Come in Bin Jip – Case vuote, la fotografia assume un significato speciale. In una scena, See-hee cammina a piedi nudi sulle foto di se stessa e del suo ragazzo, le foto sono sparse sul pavimento ed è come se stesse cercando di seguire il tempo all'indietro. La disperazione dell'attentato è sottolineata proprio dalle immagini e dalla diversa natura dei piedi. I movimenti di See-hee saranno sempre lungimiranti, non importa quanto lontano arrivi. È la frustrazione di questa certezza che Ki-Duk commenta.

Questo è anche il caso di Bin Jip, dove i personaggi principali irrompono nelle case di altre persone e si fotografano davanti ai loro ritratti, oppure manipolano le immagini. Rimodellando immagini e volti, i personaggi di Ki-Duk distruggono la loro validità, la loro presunta verità: in entrambi i film, ciò avviene nel tentativo di controllare l'ambiente.

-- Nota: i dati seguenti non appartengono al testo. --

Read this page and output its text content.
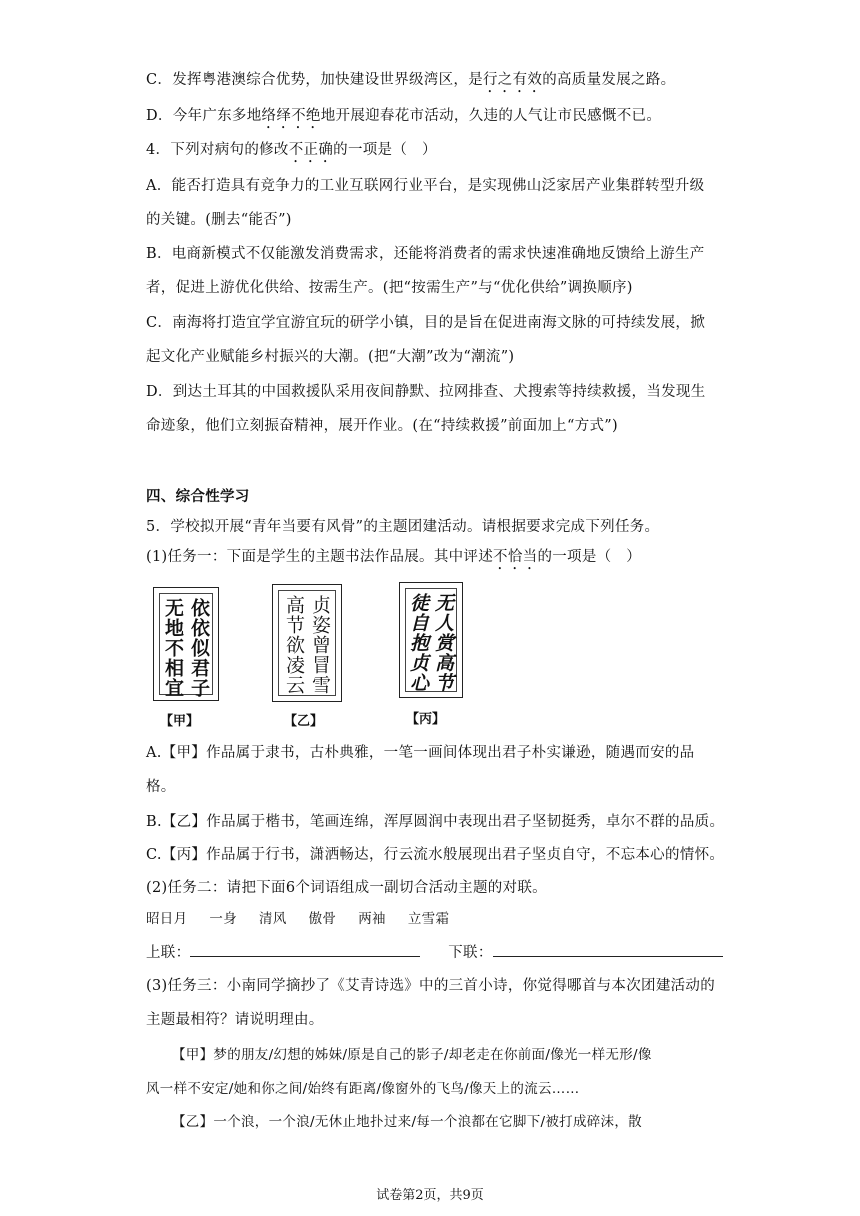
C．发挥粤港澳综合优势，加快建设世界级湾区，是行之有效的高质量发展之路。
D．今年广东多地络绎不绝地开展迎春花市活动，久违的人气让市民感慨不已。
4．下列对病句的修改不正确的一项是（　）
A．能否打造具有竞争力的工业互联网行业平台，是实现佛山泛家居产业集群转型升级
的关键。(删去“能否”)
B．电商新模式不仅能激发消费需求，还能将消费者的需求快速准确地反馈给上游生产
者，促进上游优化供给、按需生产。(把“按需生产”与“优化供给”调换顺序)
C．南海将打造宜学宜游宜玩的研学小镇，目的是旨在促进南海文脉的可持续发展，掀
起文化产业赋能乡村振兴的大潮。(把“大潮”改为“潮流”)
D．到达土耳其的中国救援队采用夜间静默、拉网排查、犬搜索等持续救援，当发现生
命迹象，他们立刻振奋精神，展开作业。(在“持续救援”前面加上“方式”)
四、综合性学习
5．学校拟开展“青年当要有风骨”的主题团建活动。请根据要求完成下列任务。
(1)任务一：下面是学生的主题书法作品展。其中评述不恰当的一项是（　）
依依似君子
无地不相宜
【甲】
贞姿曾冒雪
高节欲凌云
【乙】
无人赏高节
徒自抱贞心
【丙】
A.【甲】作品属于隶书，古朴典雅，一笔一画间体现出君子朴实谦逊，随遇而安的品
格。
B.【乙】作品属于楷书，笔画连绵，浑厚圆润中表现出君子坚韧挺秀，卓尔不群的品质。
C.【丙】作品属于行书，潇洒畅达，行云流水般展现出君子坚贞自守，不忘本心的情怀。
(2)任务二：请把下面6个词语组成一副切合活动主题的对联。
昭日月 一身 清风 傲骨 两袖 立雪霜
上联：	下联：
(3)任务三：小南同学摘抄了《艾青诗选》中的三首小诗，你觉得哪首与本次团建活动的
主题最相符？请说明理由。
【甲】梦的朋友/幻想的姊妹/原是自己的影子/却老走在你前面/像光一样无形/像
风一样不安定/她和你之间/始终有距离/像窗外的飞鸟/像天上的流云……
【乙】一个浪，一个浪/无休止地扑过来/每一个浪都在它脚下/被打成碎沫，散
试卷第2页，共9页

Dopo la prima operazione, See-hee scompare dal suo ragazzo e gran parte del film consiste nella coppia che si cerca. Continuano a tornare al parco divertimenti sulla spiaggia. Tra le figure ci sono due mani aperte con una scala in mezzo. Le scale si fanno sempre più strette sopra le mani aperte, prima di scomparire nel nulla. Questa è la figura in cui la coppia trova sostegno, ritrova la via del ritorno, mentre la scala che scompare segnala l'ovvio. Ancora una volta, gli oggetti morti vengono usati per dire più di quanto potrebbe fare qualsiasi dialogo.

Nonostante tutta questa feroce serietà, il film è anche cosparso di un umorismo assurdo e macabro. Ai personaggi è consentito reagire in modo eccessivo e agire in modo tale che il tutto a volte si avvicina a una farsa moderna, e il comportamento caricaturale diventa più snervante che assurdo. Queste non sono le persone che dovrebbero piacerci, e i film di Ki-Duk non sono fatti per divertirsi. Disturberanno, metteranno le cose belle e cattive le une contro le altre, scaveranno nel brodo dove identità, moralità e debolezza ribollono insieme. Sarà impegnativo, ma soprattutto positivo.